Srećan rodjendan i pozdrav.

Today, millions are celebrating or at least commemorating the birthday of a country that no longer exists. It’s November 29th, Dan Republike.

It is remarkable how many people post pictures on social networks like Facebook today, showing them holding Yugoslav flags, donning hats or uniform parts of the Partizans, the Yugoslav Army JNA or the Pioneers.

They live in all successor states of Yugoslavia and beyond. My friend Dule who was born in Beograd and lives in Vienna is celebrating, too – at least online. So do many members of the Ex-YU Diaspora.

In Vienna, there is even a choir named after the 29th of November. It is dedicated to preserving not only the memory of Yugoslavia but of working class songs from all over the world. And they regularly and actively support protest movements in Vienna. Some of their perfomances can be seen on Youtube.

Today marks the 72nd anniversary of the proclamation of the Socialist Republic of Yugoslavia in the Bosnian town of Jajce.

Tito’s Partizans hadn’t won the war against the Third Reich and their allies, the Croatian Ustaše, yet but the Anti-Fascist Council of National Liberation of Yugoslavia  (AVNOJ) decided it was about time to lay the down the framework for the country that was to emerge from the slaughter.

After 1945, Dan Republike was proclaimed a national holiday and celebrated with enthusiasm.

It is a telltale sign that so many people still remember and celebrate that day more than 20 years after the violent breakup of the country.

A Memory Of A Better Future

For some it is mainly the memory of a common cultural heritage Yugoslavia created. For others it is childhood nostalgia. For many, celebrating Dan Republike also is a sign of protest against the hardships they have had to endure for the past 20 or so years.

And mostly it is recalling the promise Yugoslavia held for a long time. The promise of „bratstvo i jedinstvo“ (Brotherhood And Unity), the promise of free travel without visas, the promise of improving standards of living.

Remembering Yugoslavia is remembering a better future.

Even though that future never came into being in the end and the country never worked as smoothly as its leaders would have the people believe.

In that sense, Yugoslavia was a dream that never was.

In spite of all the nostalgia prevalent with so many people, few would actually want Yugoslavia back – for rather practical reasons, as Saša Karalić told me while we were having a couple of drinks at the bar Lokativ after the vernissage of the exhibition „The Common Which No Longer Exists“ curated by my friend Majda Turkić in Vienna.
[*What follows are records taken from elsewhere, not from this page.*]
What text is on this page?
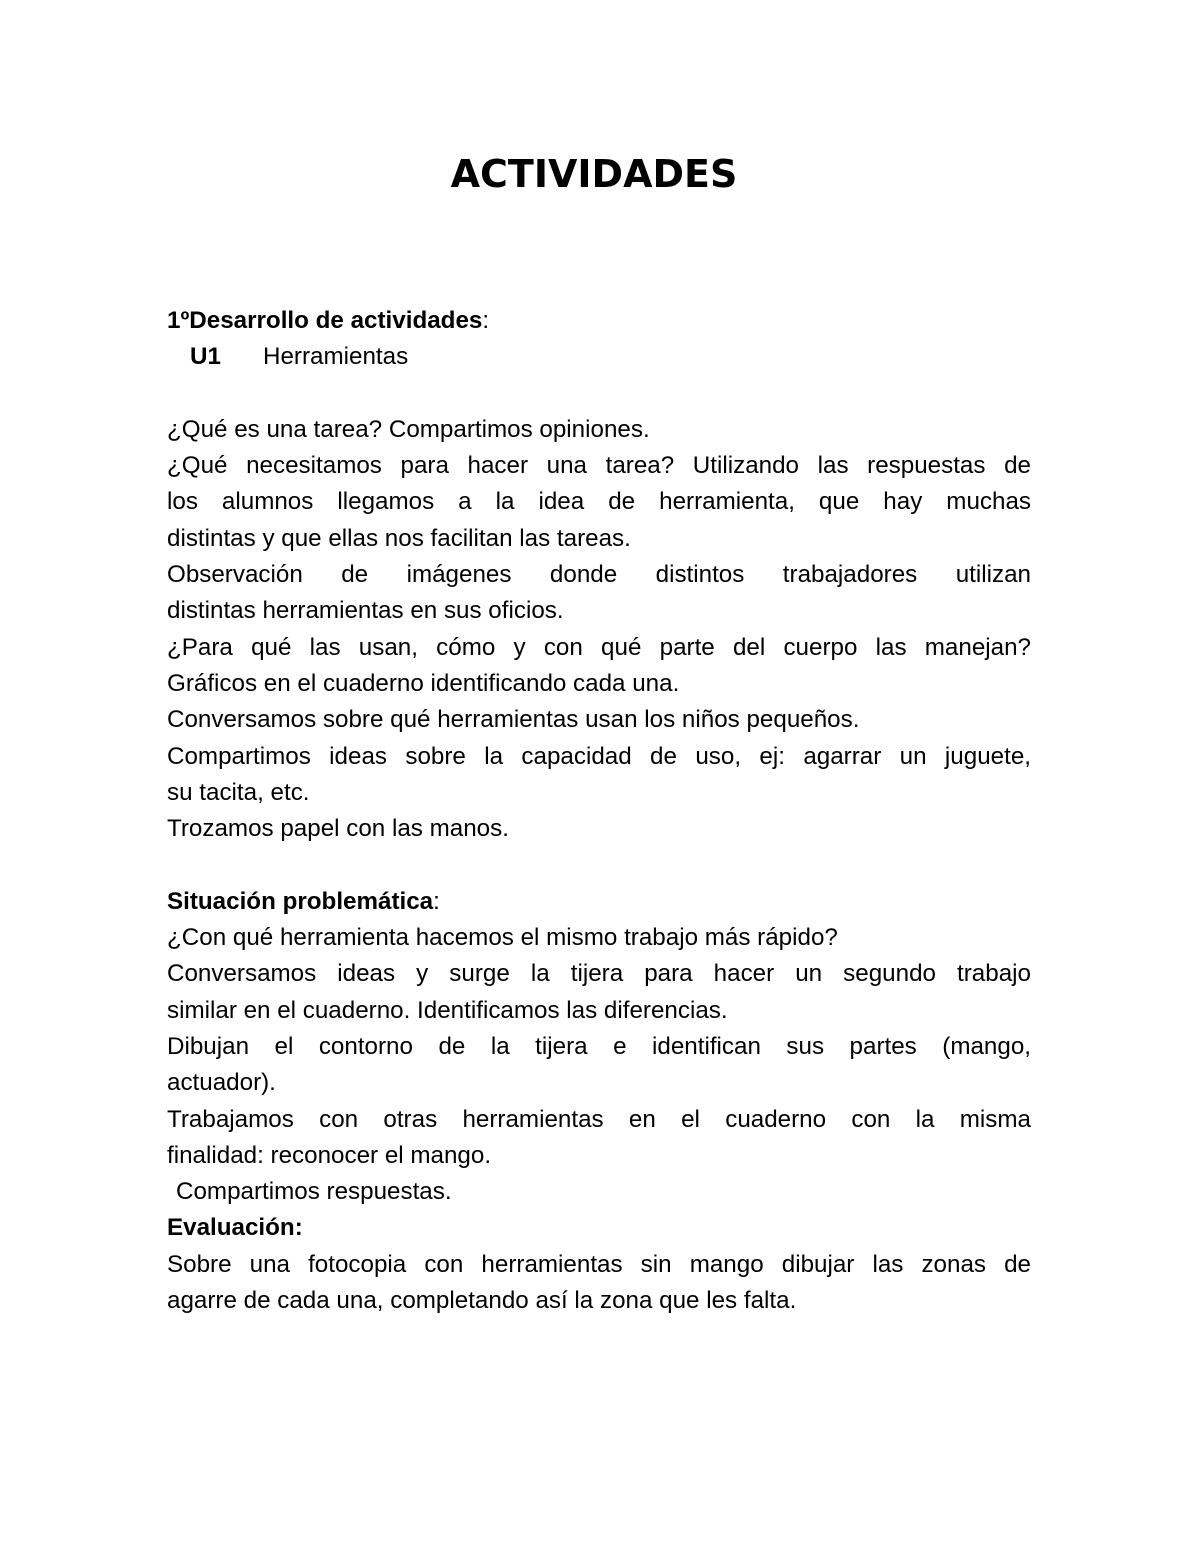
ACTIVIDADES

1ºDesarrollo de actividades:

U1 Herramientas

¿Qué es una tarea? Compartimos opiniones.

¿Qué necesitamos para hacer una tarea? Utilizando las respuestas de

los alumnos llegamos a la idea de herramienta, que hay muchas

distintas y que ellas nos facilitan las tareas.

Observación de imágenes donde distintos trabajadores utilizan

distintas herramientas en sus oficios.

¿Para qué las usan, cómo y con qué parte del cuerpo las manejan?

Gráficos en el cuaderno identificando cada una.

Conversamos sobre qué herramientas usan los niños pequeños.

Compartimos ideas sobre la capacidad de uso, ej: agarrar un juguete,

su tacita, etc.

Trozamos papel con las manos.

Situación problemática:

¿Con qué herramienta hacemos el mismo trabajo más rápido?

Conversamos ideas y surge la tijera para hacer un segundo trabajo

similar en el cuaderno. Identificamos las diferencias.

Dibujan el contorno de la tijera e identifican sus partes (mango,

actuador).

Trabajamos con otras herramientas en el cuaderno con la misma

finalidad: reconocer el mango.

Compartimos respuestas.

Evaluación:

Sobre una fotocopia con herramientas sin mango dibujar las zonas de

agarre de cada una, completando así la zona que les falta.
Saša was a youth when the war broke out in Bosnia. His family fled to the Netherlands where he still has his homebase. He wouldn’t want Yugoslavia back, he told me during our conversation.

When I asked him why not, his answer was as simple as it was logical: „Then I’d have to live together with all the nationalists.“

So, today isn’t just celebrating a country’s birthday. It also is a nostalgic farewell to a dream that maybe never was.